L’association des descendants des détenus, qui regroupe des dizaines de personnes originaires de 23 pays dont le fils de Louis Bertrand, s’indigne de ce projet qu’elle juge irrespectueux. Pour elle, il est « impensable de dissocier » les galeries du camp situé à deux kilomètres de là et « de faire abstraction du tunnel » dans lequel les déportés ont tant souffert. La fondation gérant le mémorial partage cet avis, estimant qu’il serait préférable de rendre une plus grande partie de ces galeries accessibles au public dans un but pédagogique.

Le percement du tunnel a été la ‘raison d’être’ du camp. Il est impensable de dissocier les deux composantes de cet ensemble, et donc de faire abstraction du tunnel.

L’association des descendants des détenus

Un projet controversé

Sur son site « BunkerCoin », Peter Jugl vante pourtant son projet de bunker aux « levers et couchers de soleils artificiels », faisant les yeux doux aux investisseurs potentiels. Il assure que « ces galeries souterraines n’ont rien à voir avec le camp » mais cette affirmation ne convainc pas. Selon l’hebdomadaire Der Spiegel, l’entrepreneur, également gérant d’un hôtel de passe, aurait des accointances avec l’extrême droite allemande.

Après avoir servi d’entrepôt de munitions pendant la Guerre froide puis d’installation temporaire pour l’armée allemande, les galeries ont été revendues à des investisseurs privés comme M. Jugl dans le sillage de la chute du mur de Berlin. L’homme d’affaires a indiqué à l’État régional être prêt à les lui céder, mais pour la somme de 8 millions d’euros, bien supérieure au 1,3 million déboursé à l’achat. Le Land, qui souhaite un « accès gratuit et pérenne au tunnel », tout comme les familles de déportés, négocie actuellement ce rachat en sollicitant l’aide financière de Berlin.
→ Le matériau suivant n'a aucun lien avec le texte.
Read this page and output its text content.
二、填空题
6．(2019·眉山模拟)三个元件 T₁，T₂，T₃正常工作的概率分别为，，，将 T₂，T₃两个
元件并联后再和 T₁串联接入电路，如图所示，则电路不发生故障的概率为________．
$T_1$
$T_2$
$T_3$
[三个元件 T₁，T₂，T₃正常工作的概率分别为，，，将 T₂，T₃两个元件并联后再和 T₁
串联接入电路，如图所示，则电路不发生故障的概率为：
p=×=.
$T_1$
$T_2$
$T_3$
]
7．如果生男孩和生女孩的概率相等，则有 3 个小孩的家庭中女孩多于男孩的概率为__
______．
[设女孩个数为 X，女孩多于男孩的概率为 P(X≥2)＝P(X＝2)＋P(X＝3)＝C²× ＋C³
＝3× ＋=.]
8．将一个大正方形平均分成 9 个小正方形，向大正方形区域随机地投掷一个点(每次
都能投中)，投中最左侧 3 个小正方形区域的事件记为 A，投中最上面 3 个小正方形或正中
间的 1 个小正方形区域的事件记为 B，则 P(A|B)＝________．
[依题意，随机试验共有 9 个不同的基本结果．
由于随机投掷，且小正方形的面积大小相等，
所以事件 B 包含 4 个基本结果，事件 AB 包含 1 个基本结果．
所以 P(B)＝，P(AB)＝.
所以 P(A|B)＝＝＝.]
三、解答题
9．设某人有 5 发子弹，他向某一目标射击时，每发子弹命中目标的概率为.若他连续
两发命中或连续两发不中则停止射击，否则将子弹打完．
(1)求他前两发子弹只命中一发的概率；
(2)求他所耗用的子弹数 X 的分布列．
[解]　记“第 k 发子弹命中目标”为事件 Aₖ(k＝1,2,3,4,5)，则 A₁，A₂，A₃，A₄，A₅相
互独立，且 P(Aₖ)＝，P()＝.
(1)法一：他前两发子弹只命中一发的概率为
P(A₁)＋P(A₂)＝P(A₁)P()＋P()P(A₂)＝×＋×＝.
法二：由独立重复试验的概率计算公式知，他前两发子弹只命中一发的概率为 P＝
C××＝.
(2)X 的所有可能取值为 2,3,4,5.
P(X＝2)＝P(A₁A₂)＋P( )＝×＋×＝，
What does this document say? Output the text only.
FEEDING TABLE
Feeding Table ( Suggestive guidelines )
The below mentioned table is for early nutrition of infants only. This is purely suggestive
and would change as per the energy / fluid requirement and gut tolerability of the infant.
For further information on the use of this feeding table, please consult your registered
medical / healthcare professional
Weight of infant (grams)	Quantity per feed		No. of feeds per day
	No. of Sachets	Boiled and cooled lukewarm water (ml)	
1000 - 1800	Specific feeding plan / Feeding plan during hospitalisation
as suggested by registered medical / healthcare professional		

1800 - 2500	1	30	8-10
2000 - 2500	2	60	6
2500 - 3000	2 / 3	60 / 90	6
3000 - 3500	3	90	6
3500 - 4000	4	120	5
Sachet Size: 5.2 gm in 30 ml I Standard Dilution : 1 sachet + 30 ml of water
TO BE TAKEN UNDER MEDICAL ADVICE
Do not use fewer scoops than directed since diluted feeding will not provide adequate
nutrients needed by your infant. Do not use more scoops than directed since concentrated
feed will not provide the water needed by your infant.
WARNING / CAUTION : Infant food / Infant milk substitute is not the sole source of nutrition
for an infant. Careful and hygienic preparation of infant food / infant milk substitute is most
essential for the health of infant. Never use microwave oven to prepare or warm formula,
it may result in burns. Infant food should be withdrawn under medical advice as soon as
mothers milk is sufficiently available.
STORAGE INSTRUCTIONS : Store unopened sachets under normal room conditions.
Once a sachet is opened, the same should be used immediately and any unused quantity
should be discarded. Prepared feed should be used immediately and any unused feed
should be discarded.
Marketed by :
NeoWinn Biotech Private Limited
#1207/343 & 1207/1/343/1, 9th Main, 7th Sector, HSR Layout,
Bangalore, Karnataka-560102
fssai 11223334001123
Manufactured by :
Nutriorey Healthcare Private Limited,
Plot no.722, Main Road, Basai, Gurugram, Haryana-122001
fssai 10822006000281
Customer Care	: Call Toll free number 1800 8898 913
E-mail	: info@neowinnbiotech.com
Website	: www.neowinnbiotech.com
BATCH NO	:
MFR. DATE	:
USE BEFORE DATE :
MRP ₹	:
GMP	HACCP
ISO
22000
Entre devoir de mémoire et appât du gain

Pour Jean-Louis Bertrand, fils de Louis, M. Jugl cherche surtout à « faire de l’argent » en faisant monter les enchères avec son projet tape-à-l’œil. Un avis partagé par de nombreux défenseurs de la mémoire qui plaident depuis des années pour l’aménagement d’un « anneau de mémoire » d’un kilomètre dans ces galeries chargées d’histoire. À l’heure où les derniers témoins de la barbarie nazie disparaissent, la question de la transmission se pose avec une acuité particulière. Entre impératif mémoriel et appât du gain, le devenir de ce site emblématique cristallise les tensions.